About Co-Diagnostics, Inc.:
Co-Diagnostics, Inc., a Utah corporation, is a molecular diagnostics company that develops, manufactures and markets a new, state-of-the-art diagnostics technology. The Company’s technology is utilized for tests that are designed using the detection and/or analysis of nucleic acid molecules (DNA or RNA). The Company also uses its proprietary technology to design specific tests to locate genetic markers for use in industries other than infectious disease and license the use of those tests to specific customers.

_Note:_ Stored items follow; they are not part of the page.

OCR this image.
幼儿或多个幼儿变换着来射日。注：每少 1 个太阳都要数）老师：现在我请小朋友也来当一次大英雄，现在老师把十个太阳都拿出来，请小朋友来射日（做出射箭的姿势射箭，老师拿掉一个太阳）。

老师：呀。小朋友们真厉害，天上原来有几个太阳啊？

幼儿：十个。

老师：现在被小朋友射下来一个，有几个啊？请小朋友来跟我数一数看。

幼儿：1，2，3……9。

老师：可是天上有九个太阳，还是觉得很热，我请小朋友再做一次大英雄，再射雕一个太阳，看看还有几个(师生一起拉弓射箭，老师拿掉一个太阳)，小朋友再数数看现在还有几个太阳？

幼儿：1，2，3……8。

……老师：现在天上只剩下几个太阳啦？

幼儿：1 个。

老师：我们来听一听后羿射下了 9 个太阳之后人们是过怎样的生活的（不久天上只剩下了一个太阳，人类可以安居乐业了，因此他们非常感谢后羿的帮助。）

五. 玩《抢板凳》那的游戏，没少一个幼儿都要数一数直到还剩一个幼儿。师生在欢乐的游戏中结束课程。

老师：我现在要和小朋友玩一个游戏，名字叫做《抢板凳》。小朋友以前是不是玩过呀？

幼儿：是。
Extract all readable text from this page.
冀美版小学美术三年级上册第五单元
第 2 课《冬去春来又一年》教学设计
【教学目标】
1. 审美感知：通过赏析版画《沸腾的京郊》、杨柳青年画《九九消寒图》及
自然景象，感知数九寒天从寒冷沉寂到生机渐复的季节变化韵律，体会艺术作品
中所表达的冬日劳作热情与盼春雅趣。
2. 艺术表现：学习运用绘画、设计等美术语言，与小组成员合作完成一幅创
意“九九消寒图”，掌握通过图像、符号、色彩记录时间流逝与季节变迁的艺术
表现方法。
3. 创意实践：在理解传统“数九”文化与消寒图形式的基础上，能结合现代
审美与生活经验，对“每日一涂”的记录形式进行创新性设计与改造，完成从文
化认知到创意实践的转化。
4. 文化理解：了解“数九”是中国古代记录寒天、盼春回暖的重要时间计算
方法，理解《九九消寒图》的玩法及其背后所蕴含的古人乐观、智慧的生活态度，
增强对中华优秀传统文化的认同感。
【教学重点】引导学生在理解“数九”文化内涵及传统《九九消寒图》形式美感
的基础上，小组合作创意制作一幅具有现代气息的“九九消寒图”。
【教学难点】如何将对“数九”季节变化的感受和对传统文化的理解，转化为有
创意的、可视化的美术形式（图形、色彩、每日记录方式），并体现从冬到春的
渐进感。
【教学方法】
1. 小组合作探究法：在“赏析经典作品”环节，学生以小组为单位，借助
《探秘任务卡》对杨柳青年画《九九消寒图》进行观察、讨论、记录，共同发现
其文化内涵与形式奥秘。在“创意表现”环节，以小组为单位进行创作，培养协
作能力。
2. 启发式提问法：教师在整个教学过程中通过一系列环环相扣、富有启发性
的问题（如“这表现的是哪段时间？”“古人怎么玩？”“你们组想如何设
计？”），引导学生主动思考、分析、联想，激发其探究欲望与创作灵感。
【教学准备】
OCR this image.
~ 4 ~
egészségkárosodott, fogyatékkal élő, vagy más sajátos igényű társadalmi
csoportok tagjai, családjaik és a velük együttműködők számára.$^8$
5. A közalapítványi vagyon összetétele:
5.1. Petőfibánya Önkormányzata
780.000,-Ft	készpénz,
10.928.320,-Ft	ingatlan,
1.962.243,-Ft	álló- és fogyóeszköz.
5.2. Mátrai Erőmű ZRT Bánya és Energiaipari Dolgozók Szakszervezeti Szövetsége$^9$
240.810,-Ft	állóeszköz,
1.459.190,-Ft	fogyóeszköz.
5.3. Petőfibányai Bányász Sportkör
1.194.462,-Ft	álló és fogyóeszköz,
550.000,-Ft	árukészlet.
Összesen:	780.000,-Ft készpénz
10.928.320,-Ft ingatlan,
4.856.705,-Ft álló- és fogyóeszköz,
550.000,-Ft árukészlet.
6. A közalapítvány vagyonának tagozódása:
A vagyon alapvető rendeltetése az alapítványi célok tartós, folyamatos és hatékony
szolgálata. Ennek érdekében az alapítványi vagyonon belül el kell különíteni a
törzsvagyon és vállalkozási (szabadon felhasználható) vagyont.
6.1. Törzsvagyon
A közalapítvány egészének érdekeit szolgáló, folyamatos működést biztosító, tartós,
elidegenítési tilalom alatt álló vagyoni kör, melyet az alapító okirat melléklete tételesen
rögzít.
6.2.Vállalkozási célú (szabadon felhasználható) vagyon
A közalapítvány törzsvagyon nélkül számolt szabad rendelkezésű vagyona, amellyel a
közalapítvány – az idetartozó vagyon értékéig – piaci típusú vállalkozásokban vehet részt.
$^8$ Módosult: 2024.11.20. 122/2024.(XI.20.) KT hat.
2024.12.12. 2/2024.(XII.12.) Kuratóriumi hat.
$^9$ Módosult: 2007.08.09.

This press release contains forward-looking statements. Forward-looking statements can be identified by words such as "believes," "expects," "estimates," "intends," "may," "plans," "will" and similar expressions, or the negative of these words. Such forward-looking statements are based on facts and conditions as they exist at the time such statements are made and predictions as to future facts and conditions. Forward-looking statements in this release include statements regarding the (i) use of funding proceeds, (ii) expansion of product distribution, (iii) acceleration of initiatives in liquid biopsy and SNP detection, (iv) use of the Company’s liquid biopsy tests by laboratories, (v) capital resources and runway needed to advance the Company’s products and markets, (vi) increased sales in the near-term, (vii) flexibility in managing the Company’s balance sheet, (viii) anticipation of business expansion, (ix) benefits in research and worldwide accessibility of the CoPrimer™ technology and its cost-saving and scientific advantages and (x) statements regarding the offering, the expected gross proceeds from the offering, the intended use of proceeds and the timing of the closing of the offering. Forward-looking statements are subject to inherent uncertainties, risks and changes in circumstances. Actual results may differ materially from those contemplated or anticipated by such forward-looking statements. Readers of this press release are cautioned not to place undue reliance on any forward-looking statements. The Company does not undertake any obligation to update any forward-looking statement relating to matters discussed in this press release, except as may be required by applicable securities laws.